The Supreme Court, in a 5-4 vote, allowed the discriminatory map to take effect and scheduled the challenge for arguments on the merits. Chief Justice Roberts joined the court’s three liberal justices in dissent. Voting rights advocates worry that the conservative majority is prepared to once again cut back the Voting Rights Act, considered the crown jewel of the civil rights movement.

READ MORE: Civil rights groups worry Black districts may face increased GOP scrutiny after recent Supreme Court ruling on voting rights laws

In 2013, a 5-4 conservative majority gutted Section 5 of the act, which required states with histories of voting discrimination to get any voting changes precleared by the U.S. Justice Department or a federal court in Washington, D.C. And in a 2021 case from Arizona, a 6-3 conservative majority narrowed Section 2, the only major section of the act remaining in effect.

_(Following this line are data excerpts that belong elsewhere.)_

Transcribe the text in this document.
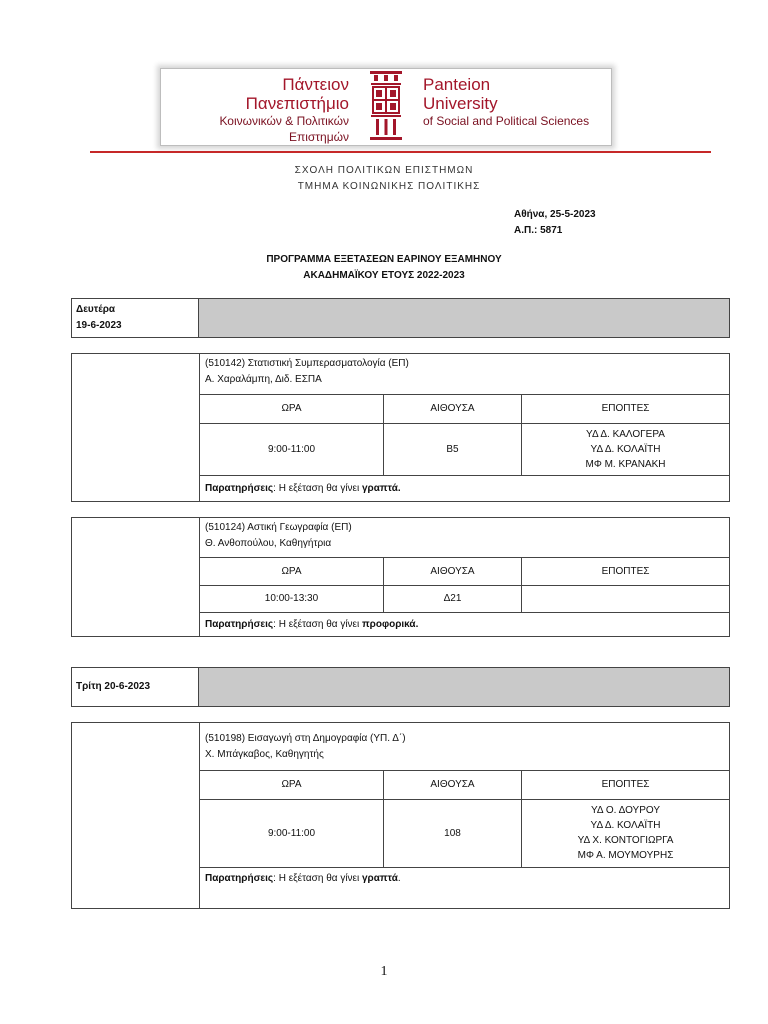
Πάντειον
Πανεπιστήμιο
Κοινωνικών & Πολιτικών Επιστημών
Panteion
University
of Social and Political Sciences
ΣΧΟΛΗ ΠΟΛΙΤΙΚΩΝ ΕΠΙΣΤΗΜΩΝ
ΤΜΗΜΑ ΚΟΙΝΩΝΙΚΗΣ ΠΟΛΙΤΙΚΗΣ
Αθήνα, 25-5-2023
Α.Π.: 5871
ΠΡΟΓΡΑΜΜΑ ΕΞΕΤΑΣΕΩΝ ΕΑΡΙΝΟΥ ΕΞΑΜΗΝΟΥ
ΑΚΑΔΗΜΑΪΚΟΥ ΕΤΟΥΣ 2022-2023
Δευτέρα
19-6-2023
(510142) Στατιστική Συμπερασματολογία (ΕΠ)
Α. Χαραλάμπη, Διδ. ΕΣΠΑ
ΩΡΑ	ΑΙΘΟΥΣΑ	ΕΠΟΠΤΕΣ
9:00-11:00	Β5	ΥΔ Δ. ΚΑΛΟΓΕΡΑ
ΥΔ Δ. ΚΟΛΑΪΤΗ
ΜΦ Μ. ΚΡΑΝΑΚΗ
Παρατηρήσεις : Η εξέταση θα γίνει γραπτά.
(510124) Αστική Γεωγραφία (ΕΠ)
Θ. Ανθοπούλου, Καθηγήτρια
ΩΡΑ	ΑΙΘΟΥΣΑ	ΕΠΟΠΤΕΣ
10:00-13:30	Δ21	
Παρατηρήσεις : Η εξέταση θα γίνει προφορικά.
Τρίτη 20-6-2023
(510198) Εισαγωγή στη Δημογραφία (ΥΠ. Δ΄)
Χ. Μπάγκαβος, Καθηγητής
ΩΡΑ	ΑΙΘΟΥΣΑ	ΕΠΟΠΤΕΣ
9:00-11:00	108	ΥΔ Ο. ΔΟΥΡΟΥ
ΥΔ Δ. ΚΟΛΑΪΤΗ
ΥΔ Χ. ΚΟΝΤΟΓΙΩΡΓΑ
ΜΦ Α. ΜΟΥΜΟΥΡΗΣ
Παρατηρήσεις : Η εξέταση θα γίνει γραπτά .
1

In late October, the justices also will hear arguments in two challenges to the use of race as a factor in the admissions policies of Harvard College and the University of North Carolina.

In 2003, the Supreme Court upheld the use of race as part of a holistic view of student applicants in order to achieve diverse student bodies in higher education. In the Harvard and University of North Carolina cases, the challengers – an organization founded by a long-time foe of all racial preferences – argued that the court should overturn its 2003 decision in Grutter v. Bollinger.

Though all of the justices paid homage to stare decisis (standing by precedent) during their Senate confirmation hearings, there is an intense internal debate about when it should be followed. That debate played out most recently in harsh words in last term’s abortion decision overruling the nearly 50-year-old Roe v. Wade and 30-year-old Planned Parenthood v. Casey.

There are other potentially major cases involving the environment and LGBTQ+ discrimination that will offer more insights into what is ultimately the key question of the new term: How far and how fast will the conservative super-majority go?